Who wins? (Big Pharma… mostly)

We want companies and sponsors to benefit from the power of Bayesian statistics.

This says, “Don’t be afraid to bring us Bayesian designs.” Encouraging innovation; reducing regulatory fear.

But Bayesian trials are expensive. They’re hard to to design correctly.

Large pharma benefits the most, with their in-house statisticians, regulatory experience, and ability to run multiple sensitivity scenarios. Smaller biotech companies and academic trials may struggle without statistical expertise. So the approach favors larger organizations, which can reduce the diversity of innovation and consolidate power among the already-dominant players.

The political play

This guidance and messaging fits into the larger narrative that Makary has been constructing since his appointment, positioning him as a contrarian pushing back against ‘medical groupthink’ and a slow, bureaucratic FDA. It’s part of a pattern, which includes one-trial approval and plausible mechanism pathway announcements.

Makary frames these changes as positive by using using language like ‘common sense,’ ‘flexibility,’ and ‘modernization’; rhetoric that is highly effective from a political comms perspective as it preemptively characterizes the opposition and any calls for caution as ‘anti-progress’ or part of the bureaucracy he is opposing.

The danger is decoupling the narrative from reality.

The administration can claim victory based on announced policies and guidelines regardless of how these performs in practice. They could feasibly say that they modernized the FDA to bring cures to patients faster and point to the Bayesian statistics guidance as evidence… and the public, hearing the positive framing of a ‘leap forward’, etc, may view this as a significant accomplishment. But Bayesian methods have existed for years. Their impact depends entirely on how they’re implemented. That nuance disappears in the headline.

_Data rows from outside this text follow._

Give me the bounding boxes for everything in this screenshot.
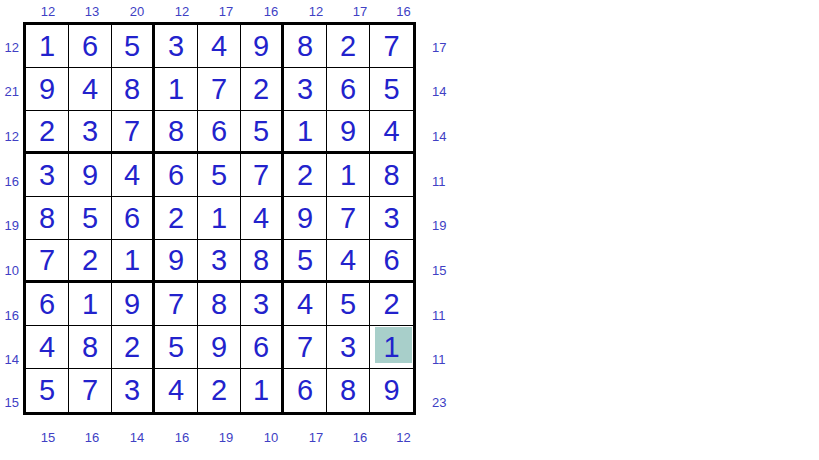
cell-r6c3[interactable]: 1 [112,240,155,283]
cell-value: 1 [82,290,98,319]
cell-value: 2 [340,32,356,61]
cell-r4c5[interactable]: 5 [198,154,241,197]
cell-r4c1[interactable]: 3 [26,154,69,197]
cell-r3c5[interactable]: 6 [198,111,241,154]
cell-r5c8[interactable]: 7 [327,197,370,240]
cell-r5c9[interactable]: 3 [370,197,413,240]
cell-value: 3 [82,117,98,146]
clue-bottom-4: 16 [160,429,204,445]
cell-value: 6 [211,117,227,146]
cell-r8c6[interactable]: 6 [241,326,284,369]
cell-value: 9 [383,376,399,405]
cell-value: 3 [124,376,140,405]
top-clues: 121320121716121716 [26,3,425,19]
clue-top-1: 12 [26,3,70,19]
cell-value: 8 [168,117,184,146]
cell-value: 5 [168,333,184,362]
cell-value: 8 [383,161,399,190]
cell-value: 8 [211,290,227,319]
cell-r5c3[interactable]: 6 [112,197,155,240]
cell-r2c4[interactable]: 1 [155,68,198,111]
clue-top-9: 16 [382,3,425,19]
cell-r5c6[interactable]: 4 [241,197,284,240]
cell-value: 8 [340,376,356,405]
cell-value: 8 [39,204,55,233]
cell-value: 2 [168,204,184,233]
cell-r3c1[interactable]: 2 [26,111,69,154]
clue-right-6: 15 [432,247,462,293]
cell-value: 3 [340,333,356,362]
clue-right-4: 11 [432,159,462,203]
cell-r3c7[interactable]: 1 [284,111,327,154]
clue-bottom-1: 15 [26,429,70,445]
cell-r4c7[interactable]: 2 [284,154,327,197]
cell-r6c8[interactable]: 4 [327,240,370,283]
cell-value: 9 [340,117,356,146]
cell-r2c5[interactable]: 7 [198,68,241,111]
cell-r8c5[interactable]: 9 [198,326,241,369]
cell-r9c3[interactable]: 3 [112,369,155,412]
cell-r8c9[interactable]: 1 [370,326,413,369]
cell-r3c2[interactable]: 3 [69,111,112,154]
cell-value: 9 [211,333,227,362]
cell-value: 1 [211,204,227,233]
clue-top-2: 13 [70,3,114,19]
cell-value: 8 [124,75,140,104]
clue-left-2: 21 [0,69,19,113]
cell-value: 5 [39,376,55,405]
cell-value: 4 [297,290,313,319]
cell-r7c6[interactable]: 3 [241,283,284,326]
cell-value: 9 [253,32,269,61]
clue-left-9: 15 [0,381,19,424]
cell-r4c9[interactable]: 8 [370,154,413,197]
cell-r3c4[interactable]: 8 [155,111,198,154]
cell-value: 4 [211,32,227,61]
cell-r8c1[interactable]: 4 [26,326,69,369]
cell-r6c6[interactable]: 8 [241,240,284,283]
bottom-clues: 151614161910171612 [26,429,425,445]
cell-value: 6 [297,376,313,405]
cell-value: 7 [211,75,227,104]
cell-r4c2[interactable]: 9 [69,154,112,197]
clue-bottom-7: 17 [294,429,338,445]
cell-value: 2 [297,161,313,190]
cell-value: 1 [39,32,55,61]
cell-value: 4 [383,117,399,146]
clue-right-3: 14 [432,113,462,159]
clue-right-2: 14 [432,69,462,113]
cell-r7c1[interactable]: 6 [26,283,69,326]
cell-r9c9[interactable]: 9 [370,369,413,412]
clue-right-1: 17 [432,25,462,69]
cell-value: 4 [82,75,98,104]
clue-bottom-6: 10 [248,429,294,445]
cell-r2c3[interactable]: 8 [112,68,155,111]
cell-value: 9 [168,246,184,275]
cell-r4c3[interactable]: 4 [112,154,155,197]
cell-value: 5 [253,117,269,146]
cell-r8c2[interactable]: 8 [69,326,112,369]
cell-value: 5 [383,75,399,104]
cell-r4c6[interactable]: 7 [241,154,284,197]
cell-r4c4[interactable]: 6 [155,154,198,197]
clue-bottom-2: 16 [70,429,114,445]
cell-value: 7 [253,161,269,190]
cell-r8c8[interactable]: 3 [327,326,370,369]
cell-r6c9[interactable]: 6 [370,240,413,283]
cell-r9c7[interactable]: 6 [284,369,327,412]
cell-value: 7 [124,117,140,146]
clue-left-7: 16 [0,293,19,337]
cell-value: 4 [168,376,184,405]
cell-value: 3 [253,290,269,319]
cell-r1c5[interactable]: 4 [198,25,241,68]
cell-value: 5 [340,290,356,319]
cell-r9c4[interactable]: 4 [155,369,198,412]
cell-r7c8[interactable]: 5 [327,283,370,326]
cell-r7c5[interactable]: 8 [198,283,241,326]
cell-r1c2[interactable]: 6 [69,25,112,68]
cell-r1c9[interactable]: 7 [370,25,413,68]
cell-value: 6 [340,75,356,104]
cell-value: 1 [297,117,313,146]
cell-value: 1 [340,161,356,190]
clue-left-4: 16 [0,159,19,203]
cell-r3c9[interactable]: 4 [370,111,413,154]
cell-r3c6[interactable]: 5 [241,111,284,154]
cell-value: 4 [340,246,356,275]
cell-r6c5[interactable]: 3 [198,240,241,283]
cell-value: 9 [124,290,140,319]
cell-r2c9[interactable]: 5 [370,68,413,111]
cell-r1c3[interactable]: 5 [112,25,155,68]
cell-r9c8[interactable]: 8 [327,369,370,412]
cell-r2c6[interactable]: 2 [241,68,284,111]
cell-value: 5 [297,246,313,275]
cell-r3c3[interactable]: 7 [112,111,155,154]
cell-value: 3 [297,75,313,104]
clue-bottom-5: 19 [204,429,248,445]
cell-value: 3 [39,161,55,190]
cell-r6c1[interactable]: 7 [26,240,69,283]
clue-top-7: 12 [294,3,338,19]
clue-bottom-3: 14 [114,429,160,445]
sudoku-board: 1653498279481723652378651943946572188562… [23,22,416,415]
cell-value: 9 [82,161,98,190]
cell-r7c4[interactable]: 7 [155,283,198,326]
clue-left-1: 12 [0,25,19,69]
clue-top-5: 17 [204,3,248,19]
cell-value: 6 [124,204,140,233]
cell-r3c8[interactable]: 9 [327,111,370,154]
cell-r4c8[interactable]: 1 [327,154,370,197]
cell-r2c1[interactable]: 9 [26,68,69,111]
cell-r5c4[interactable]: 2 [155,197,198,240]
cell-value: 7 [297,333,313,362]
cell-value: 2 [82,246,98,275]
clue-left-3: 12 [0,113,19,159]
cell-r2c8[interactable]: 6 [327,68,370,111]
cell-r9c2[interactable]: 7 [69,369,112,412]
cell-value: 6 [82,32,98,61]
cell-value: 7 [168,290,184,319]
cell-r6c7[interactable]: 5 [284,240,327,283]
cell-r7c2[interactable]: 1 [69,283,112,326]
cell-value: 7 [340,204,356,233]
cell-r2c2[interactable]: 4 [69,68,112,111]
cell-value: 4 [253,204,269,233]
cell-value: 8 [297,32,313,61]
right-clues: 171414111915111123 [432,25,462,424]
cell-value: 9 [39,75,55,104]
clue-right-5: 19 [432,203,462,247]
cell-value: 1 [383,333,399,362]
cell-r8c7[interactable]: 7 [284,326,327,369]
cell-r9c6[interactable]: 1 [241,369,284,412]
cell-value: 9 [297,204,313,233]
cell-r1c6[interactable]: 9 [241,25,284,68]
cell-value: 4 [39,333,55,362]
cell-r7c7[interactable]: 4 [284,283,327,326]
clue-top-3: 20 [114,3,160,19]
cell-value: 7 [39,246,55,275]
cell-r5c7[interactable]: 9 [284,197,327,240]
cell-value: 1 [124,246,140,275]
cell-value: 3 [383,204,399,233]
cell-r8c3[interactable]: 2 [112,326,155,369]
cell-value: 3 [168,32,184,61]
clue-top-6: 16 [248,3,294,19]
clue-top-8: 17 [338,3,382,19]
cell-r5c5[interactable]: 1 [198,197,241,240]
cell-r9c5[interactable]: 2 [198,369,241,412]
clue-left-5: 19 [0,203,19,247]
cell-r9c1[interactable]: 5 [26,369,69,412]
cell-r7c3[interactable]: 9 [112,283,155,326]
cell-r1c1[interactable]: 1 [26,25,69,68]
clue-bottom-8: 16 [338,429,382,445]
clue-right-9: 23 [432,381,462,424]
cell-value: 1 [253,376,269,405]
clue-right-7: 11 [432,293,462,337]
clue-left-6: 10 [0,247,19,293]
cell-value: 7 [383,32,399,61]
cell-r1c7[interactable]: 8 [284,25,327,68]
cell-value: 2 [211,376,227,405]
cell-r6c2[interactable]: 2 [69,240,112,283]
clue-left-8: 14 [0,337,19,381]
cell-value: 6 [383,246,399,275]
clue-right-8: 11 [432,337,462,381]
cell-value: 1 [168,75,184,104]
clue-top-4: 12 [160,3,204,19]
frame-sudoku-page: 121320121716121716 122112161910161415 16… [0,0,819,460]
cell-value: 6 [168,161,184,190]
cell-value: 4 [124,161,140,190]
cell-r5c2[interactable]: 5 [69,197,112,240]
cell-value: 7 [82,376,98,405]
cell-r2c7[interactable]: 3 [284,68,327,111]
cell-r1c4[interactable]: 3 [155,25,198,68]
cell-value: 3 [211,246,227,275]
cell-value: 6 [39,290,55,319]
cell-value: 5 [82,204,98,233]
clue-bottom-9: 12 [382,429,425,445]
cell-value: 5 [124,32,140,61]
cell-r7c9[interactable]: 2 [370,283,413,326]
cell-r8c4[interactable]: 5 [155,326,198,369]
cell-value: 6 [253,333,269,362]
cell-r1c8[interactable]: 2 [327,25,370,68]
cell-value: 2 [383,290,399,319]
cell-r5c1[interactable]: 8 [26,197,69,240]
cell-value: 2 [39,117,55,146]
cell-r6c4[interactable]: 9 [155,240,198,283]
left-clues: 122112161910161415 [0,25,19,424]
cell-value: 2 [124,333,140,362]
cell-value: 8 [82,333,98,362]
cell-value: 8 [253,246,269,275]
cell-value: 5 [211,161,227,190]
cell-value: 2 [253,75,269,104]
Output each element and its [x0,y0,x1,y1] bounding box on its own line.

So political credit could be claimed for advancing science through deregulation even if the changes introduce risks or do not yield the promised benefits. Positive media coverage generated by an initial, simplified announcement can become political reality without real-world impact.

So it’s important to look at the detailed, often more complex, reality underneath bold announcements. The consistent theme of Makary’s FDA reforms is speed and flexibility. That’s not inherently negative, but do they hold up under scrutiny? There’s substantial risk of lowering the evidentiary standards for drug approval.

There’s also the issue that while flexibility is being promoted for therapeutics, leaked internal discussions suggest stricter evidentiary standards for vaccines. So is that ‘common sense’ approach being applied consistently, or is it being applied selectively according to political views?

The politicization of science has become a massive risk. When major scientific policy shifts are aligned with specific political agendas (deregulation, in this case), it creates the perception (and, likely the reality) that science at the FDA is being politicized, which reduces public trust in the agency’s scientific integrity. Former FDA leaders have explicitly warned about this.

Where science ends and messaging begins

The FDA’s guidance on Bayesian statistics isn’t pseudoscience. It’s a genuine approach. It could lead to better evidence and faster patient access to treatment… if it is applied carefully.

But the messaging around this matters.

The announcement made by the FDA is more focused on advancing a political narrative of deregulation and efficiency than on the actual science itself. Bayesian statistics are powerful tools, but whether this ‘very big step’ improves actual patient outcomes or just accelerates approvals remains to be seen.

When science becomes political, it’s easy for political credit to be claimed without any accountability for actual outcomes.

And that’s the part that’s worth watching.